Why do people fear nuclear power?

But cheaper than nukes.

No not even that.

The concept is "marginal rate of return" - basically, every dollar spent on nukes that could have been spent on various efficiency improvements and so forth is fifty cents less energy demand met. Make the high-payoff conservation investments first, the cheaper power investments second, and nukes if you have a few hundred billion left over.

Again these are not competitive avenues: power plants are being decommissions and need to be replaced, sure efficiency can reduced the number of new plants needed but we are always going to need new powerplants.

We can't even get socialist medicine in this country - socializing the entire electrical power system would require a new Congress.

We don't need to "socials" the grid, just upgrade it.
 
in answer to the topic's question I would say because of how reative it is. If I was in a car that was nuclear powered I'd be afraid of it blowing up on me at any given second.

To me it all would depend on how it was nuclear power?
 
huh? what do you mean?

Well how is it nuclear power? Radioisotopic: Pu 238, Polonium or Tritium? Nuclear fission, fast or slow neutrons just simply won't fit in a car. Somekind of future compact aneutratic Nuclear fission like a working dense plasma focus reactor might fit but the shielding weight for the x-rays/gamma rays would simply be to heavy as well.

The only thing I would see as possible would be a radioisotope trickle charging an electric battery, Pu238 would be very expensive, Polonium would be too hot and too radio toxic.

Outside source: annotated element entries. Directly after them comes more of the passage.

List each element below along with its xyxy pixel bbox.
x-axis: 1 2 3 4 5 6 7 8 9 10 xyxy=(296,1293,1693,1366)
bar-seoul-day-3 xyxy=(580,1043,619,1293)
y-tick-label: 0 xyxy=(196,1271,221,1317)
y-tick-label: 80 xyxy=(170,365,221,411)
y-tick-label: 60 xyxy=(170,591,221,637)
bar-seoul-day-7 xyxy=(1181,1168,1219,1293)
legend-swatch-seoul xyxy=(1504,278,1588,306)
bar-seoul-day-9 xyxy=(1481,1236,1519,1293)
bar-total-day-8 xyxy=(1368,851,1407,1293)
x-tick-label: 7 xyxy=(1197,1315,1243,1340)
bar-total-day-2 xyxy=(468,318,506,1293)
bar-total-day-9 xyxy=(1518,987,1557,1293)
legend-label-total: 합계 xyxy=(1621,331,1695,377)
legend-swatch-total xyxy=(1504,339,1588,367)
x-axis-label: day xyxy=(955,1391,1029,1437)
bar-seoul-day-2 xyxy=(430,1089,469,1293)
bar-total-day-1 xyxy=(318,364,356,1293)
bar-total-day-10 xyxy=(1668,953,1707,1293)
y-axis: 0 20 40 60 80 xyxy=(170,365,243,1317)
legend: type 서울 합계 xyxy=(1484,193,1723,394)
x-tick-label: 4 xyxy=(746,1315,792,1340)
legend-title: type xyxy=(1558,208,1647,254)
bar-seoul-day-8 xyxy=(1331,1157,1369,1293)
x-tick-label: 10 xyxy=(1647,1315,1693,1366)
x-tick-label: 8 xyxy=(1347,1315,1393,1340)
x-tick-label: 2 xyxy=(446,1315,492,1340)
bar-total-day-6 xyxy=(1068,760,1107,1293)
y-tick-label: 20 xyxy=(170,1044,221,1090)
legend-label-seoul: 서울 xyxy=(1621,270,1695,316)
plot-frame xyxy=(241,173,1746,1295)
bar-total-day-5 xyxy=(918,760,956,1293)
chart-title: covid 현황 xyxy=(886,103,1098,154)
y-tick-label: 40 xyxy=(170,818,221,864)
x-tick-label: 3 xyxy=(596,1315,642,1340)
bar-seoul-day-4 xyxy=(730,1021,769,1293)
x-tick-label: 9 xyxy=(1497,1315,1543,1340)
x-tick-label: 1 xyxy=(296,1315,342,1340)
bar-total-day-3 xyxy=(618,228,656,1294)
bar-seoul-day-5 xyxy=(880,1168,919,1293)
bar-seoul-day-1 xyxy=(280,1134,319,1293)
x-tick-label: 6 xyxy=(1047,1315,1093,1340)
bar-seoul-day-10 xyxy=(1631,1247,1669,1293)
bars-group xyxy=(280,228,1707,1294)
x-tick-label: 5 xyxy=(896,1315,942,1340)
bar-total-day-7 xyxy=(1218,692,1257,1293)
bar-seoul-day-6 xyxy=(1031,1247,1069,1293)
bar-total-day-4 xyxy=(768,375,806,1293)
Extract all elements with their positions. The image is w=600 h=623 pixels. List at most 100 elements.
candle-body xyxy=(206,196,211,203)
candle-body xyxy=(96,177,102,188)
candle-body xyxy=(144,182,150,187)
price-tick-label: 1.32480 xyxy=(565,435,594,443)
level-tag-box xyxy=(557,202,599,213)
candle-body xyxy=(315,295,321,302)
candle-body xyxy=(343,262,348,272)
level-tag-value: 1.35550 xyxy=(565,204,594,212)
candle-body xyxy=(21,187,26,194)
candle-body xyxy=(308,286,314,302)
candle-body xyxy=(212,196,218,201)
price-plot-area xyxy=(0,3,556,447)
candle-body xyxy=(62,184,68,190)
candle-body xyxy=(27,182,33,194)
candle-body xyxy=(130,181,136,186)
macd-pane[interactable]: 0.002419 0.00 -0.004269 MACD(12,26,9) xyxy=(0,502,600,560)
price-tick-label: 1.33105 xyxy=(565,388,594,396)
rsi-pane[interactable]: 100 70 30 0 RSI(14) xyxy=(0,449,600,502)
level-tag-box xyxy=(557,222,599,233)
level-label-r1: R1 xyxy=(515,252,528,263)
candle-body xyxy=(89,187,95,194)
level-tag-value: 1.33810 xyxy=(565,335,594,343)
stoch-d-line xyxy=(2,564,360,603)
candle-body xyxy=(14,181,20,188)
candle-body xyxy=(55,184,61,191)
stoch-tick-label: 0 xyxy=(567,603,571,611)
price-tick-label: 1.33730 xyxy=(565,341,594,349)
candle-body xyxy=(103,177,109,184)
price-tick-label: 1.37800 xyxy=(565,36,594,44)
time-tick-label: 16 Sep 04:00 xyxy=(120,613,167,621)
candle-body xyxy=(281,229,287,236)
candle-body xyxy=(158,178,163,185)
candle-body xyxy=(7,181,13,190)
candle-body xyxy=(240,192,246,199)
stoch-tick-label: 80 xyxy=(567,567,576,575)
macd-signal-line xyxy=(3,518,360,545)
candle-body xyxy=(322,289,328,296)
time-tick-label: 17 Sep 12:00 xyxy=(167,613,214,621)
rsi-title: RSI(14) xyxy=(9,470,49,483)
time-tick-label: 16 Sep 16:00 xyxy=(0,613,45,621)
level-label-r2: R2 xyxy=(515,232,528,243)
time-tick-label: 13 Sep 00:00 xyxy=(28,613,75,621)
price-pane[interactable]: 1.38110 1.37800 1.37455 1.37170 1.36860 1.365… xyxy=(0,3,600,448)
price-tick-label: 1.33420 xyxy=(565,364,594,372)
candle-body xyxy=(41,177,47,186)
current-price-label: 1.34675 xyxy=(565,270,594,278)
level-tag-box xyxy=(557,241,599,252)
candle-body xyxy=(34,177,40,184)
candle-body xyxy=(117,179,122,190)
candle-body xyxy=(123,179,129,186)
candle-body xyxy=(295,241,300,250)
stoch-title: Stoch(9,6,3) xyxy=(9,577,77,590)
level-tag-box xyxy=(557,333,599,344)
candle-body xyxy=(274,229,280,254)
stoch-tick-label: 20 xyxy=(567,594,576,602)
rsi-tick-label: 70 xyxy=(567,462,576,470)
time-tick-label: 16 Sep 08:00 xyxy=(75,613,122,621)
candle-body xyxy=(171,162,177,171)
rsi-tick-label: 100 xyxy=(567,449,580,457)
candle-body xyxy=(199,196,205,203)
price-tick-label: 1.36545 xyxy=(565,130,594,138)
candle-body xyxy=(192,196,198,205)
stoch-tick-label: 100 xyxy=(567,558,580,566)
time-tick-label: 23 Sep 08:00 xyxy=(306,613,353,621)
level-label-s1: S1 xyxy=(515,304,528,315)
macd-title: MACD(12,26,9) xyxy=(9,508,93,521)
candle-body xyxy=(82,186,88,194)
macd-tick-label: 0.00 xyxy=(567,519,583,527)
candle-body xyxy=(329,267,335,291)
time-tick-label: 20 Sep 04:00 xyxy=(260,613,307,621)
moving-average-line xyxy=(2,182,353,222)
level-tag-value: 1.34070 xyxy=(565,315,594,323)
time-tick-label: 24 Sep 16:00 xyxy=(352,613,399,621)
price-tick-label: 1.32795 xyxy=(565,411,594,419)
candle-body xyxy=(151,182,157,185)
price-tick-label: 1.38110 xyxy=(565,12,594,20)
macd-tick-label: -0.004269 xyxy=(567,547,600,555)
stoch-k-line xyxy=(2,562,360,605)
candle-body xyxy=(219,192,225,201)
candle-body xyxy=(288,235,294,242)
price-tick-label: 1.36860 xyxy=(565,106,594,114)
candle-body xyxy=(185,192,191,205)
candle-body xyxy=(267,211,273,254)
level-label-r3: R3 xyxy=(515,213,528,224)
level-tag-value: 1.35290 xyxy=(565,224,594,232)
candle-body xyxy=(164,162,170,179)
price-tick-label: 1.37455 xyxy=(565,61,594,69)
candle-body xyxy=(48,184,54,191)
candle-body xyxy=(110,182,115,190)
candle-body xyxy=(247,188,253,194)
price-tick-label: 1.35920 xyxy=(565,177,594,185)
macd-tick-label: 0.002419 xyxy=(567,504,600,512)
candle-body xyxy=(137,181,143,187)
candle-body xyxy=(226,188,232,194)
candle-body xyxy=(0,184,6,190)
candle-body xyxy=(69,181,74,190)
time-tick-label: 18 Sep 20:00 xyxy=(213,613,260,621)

Tritium would have the lowest radiation and toxicity issues heck its been used to make glowing dots on rifle sights for decades, but enough to even trickle charge and electric car have never been tried.

A nuclear car is a radical engineering challenge let alone safety risk: worry about its safety if it could even be done. If the tritium was stored in something inert like silicone or ceramic I guess it would be safe enough, but where are you going to get enough?

As for every day nuclear items: fire detectors, and again these tritium self-lighting paints:

scaledlumetest01mins-1.jpg


But enough glowing paint to power a photovoltaic converter to powers a car... fuck the whole tritium industry is just 400 grams a year and a kg would only give off a few dozen watts!